Students who violate provisions of the honor code are subject to discipline by the school, including potential suspension or expulsion from the university.
BYU maintains that feelings of homosexual attraction do not violate the school’s honor code, unless they manifest themselves in physical altercations between multiple individuals.
Under the policy, an openly gay BYU student or athlete would be subject to discipline unless he or she practices complete celibacy.
“BYU policies go against everything the Big 12 stands for,” Athlete’s Ally director of policy Ashland Johnson told FoxSports.com. “Their member schools are very progressive. If they allow BYU into their conference, all of the LGBT student-athletes, coaches and fans who travel to BYU will not have any protections (against discrimination).”
Among the Big 12’s official policies on diversity is a statement regarding discrimination based on gender orientation.

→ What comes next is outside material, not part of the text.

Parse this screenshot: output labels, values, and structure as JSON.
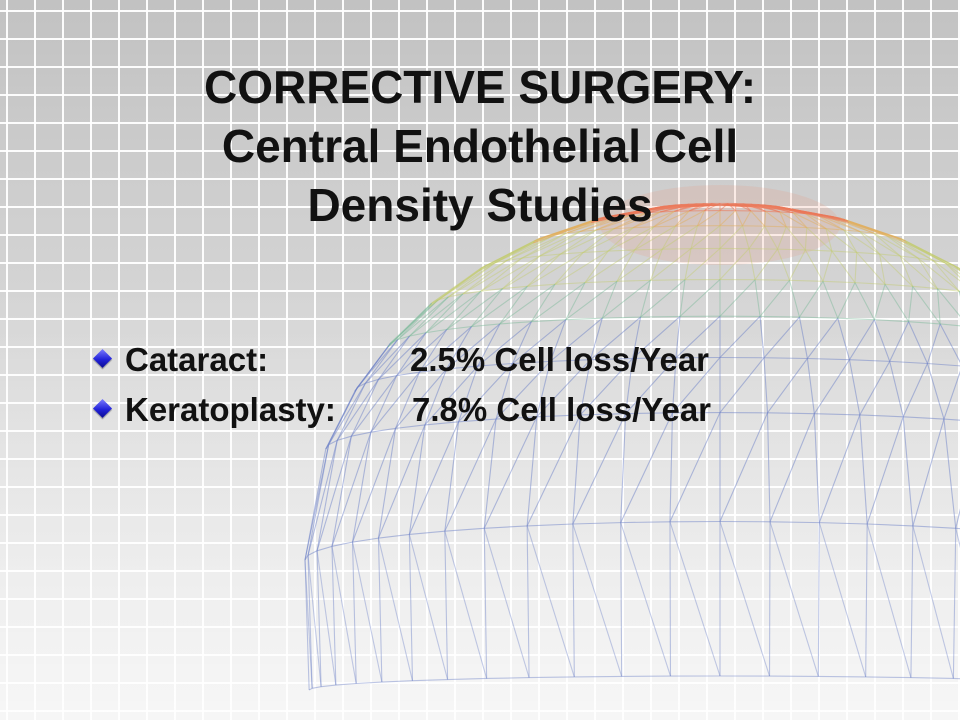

BYU welcomes as full members of the university community all whose conduct meets university standards. We are very clear and open about our honor code, which all students understand and commit to when they apply for admission. One’s stated sexual orientation is not an issue.
–BYU spokesperson Carri Jenkins
“It is the obligation of each member institution to refrain from discrimination prohibited by federal and state law, and to demonstrate a commitment to fair and equitable treatment of all student-athletes and athletics department personnel,” conference by-laws read.
“Within the context of conference events, the conference will not tolerate disparaging comments, remarks, or jokes about any group of people including racist, sexist, or homophobic comments, remarks, or jokes.”
Other Big 12 expansion candidates include Houston, Cincinnati, Colorado State, Memphis and Connecticut. No timetable has been officially established for expansion, although multiple media reports indicate the league would prefer to expand before the beginning of the college football season.
BYU opens the season Sept. 3 against Arizona.
“The Big 12 is a conference committed to sportsmanship, fair play and inclusion both on and off the playing field,” Athlete Ally’s letter reads. “Adding a school like BYU to your membership while it still champions anti-LGBT policies and practices would greatly undermine these Big 12 values.”